However, there are things that WE can do that I think many men either a: can't do, or b: won't do. The main, and most glaring thing that comes to mind is MUTLITASKING.

I don't know many guys out there who are capable of doing more than ONE thing at a time. However I know HUNDREDS of mom's out there who in two hours time can: make all the beds in the house, clean the kitchen AND bathroom, fold all the laundry and put in respective bedrooms, WHILE starting another load, prep dinner for the evening, AND reorganize the playroom. Now, if you give that same to do list to a guy, and left the house to run errands for two hours, how much do you think would get done? I am going to go with.....TWO ITEMS. I am being nice and giving them the benefit of the doubt that they could prep dinner AND do the dishes because it's all in the same general area. But really, I don't see much else happening.

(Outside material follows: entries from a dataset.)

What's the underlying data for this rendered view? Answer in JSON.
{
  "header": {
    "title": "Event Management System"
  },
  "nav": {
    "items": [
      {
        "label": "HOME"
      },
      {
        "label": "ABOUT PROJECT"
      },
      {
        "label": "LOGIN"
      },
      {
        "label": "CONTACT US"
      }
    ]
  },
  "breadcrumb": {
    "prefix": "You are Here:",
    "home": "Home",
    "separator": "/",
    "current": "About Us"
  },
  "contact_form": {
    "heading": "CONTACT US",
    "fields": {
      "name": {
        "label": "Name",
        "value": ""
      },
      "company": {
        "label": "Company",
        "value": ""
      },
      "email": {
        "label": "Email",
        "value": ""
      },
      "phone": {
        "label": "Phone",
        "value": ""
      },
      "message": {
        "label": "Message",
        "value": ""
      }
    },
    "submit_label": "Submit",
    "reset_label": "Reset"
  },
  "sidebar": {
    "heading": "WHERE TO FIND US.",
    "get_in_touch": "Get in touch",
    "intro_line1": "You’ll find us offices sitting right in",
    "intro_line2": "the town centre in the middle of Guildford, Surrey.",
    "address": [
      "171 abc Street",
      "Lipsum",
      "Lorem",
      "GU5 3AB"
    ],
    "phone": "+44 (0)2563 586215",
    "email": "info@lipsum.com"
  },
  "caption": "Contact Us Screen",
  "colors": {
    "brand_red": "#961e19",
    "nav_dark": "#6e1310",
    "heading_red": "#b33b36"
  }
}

And when you come in all breezy and light because you managed to escape the zoo for two hours of loveliness, you look around, look at him, look around one more time for validity's sake, and then look back at him. And what do ya get? The look. The "deer in headlights" look. The "what did I do" look. The "oh shit she's pissed" look. And when you ask what got done while you were gone, in your sacchrine-y sweet, non accusatory voice, you get "well I did the dishes, and I prepped dinner like you asked, and I was just about to....blah blah blah". By this time you've probably tuned him out because you've already started the 5 other things on the list. And he will watch you work. And he will watch football. And he will be quiet. Because he knows...and you know...there will be no nookie tonight.

But honestly, don't you think our guys would get it by now? Male domesticity is SEXY! There's a reason the PORN FOR NEW MOMS book is as popular as it is. Helping mama out at home means we will most likely help you out in the bedroom. Know why? Because we're not dead-ass tired from picking up EVERYTHING through out the day. Dishes after dinner = Dirty Diana after the kids go down. Little laundry = little licky licky. LOTS O' LAUNDRY = LOTS O' LICKY LICKY. And so on and so forth.....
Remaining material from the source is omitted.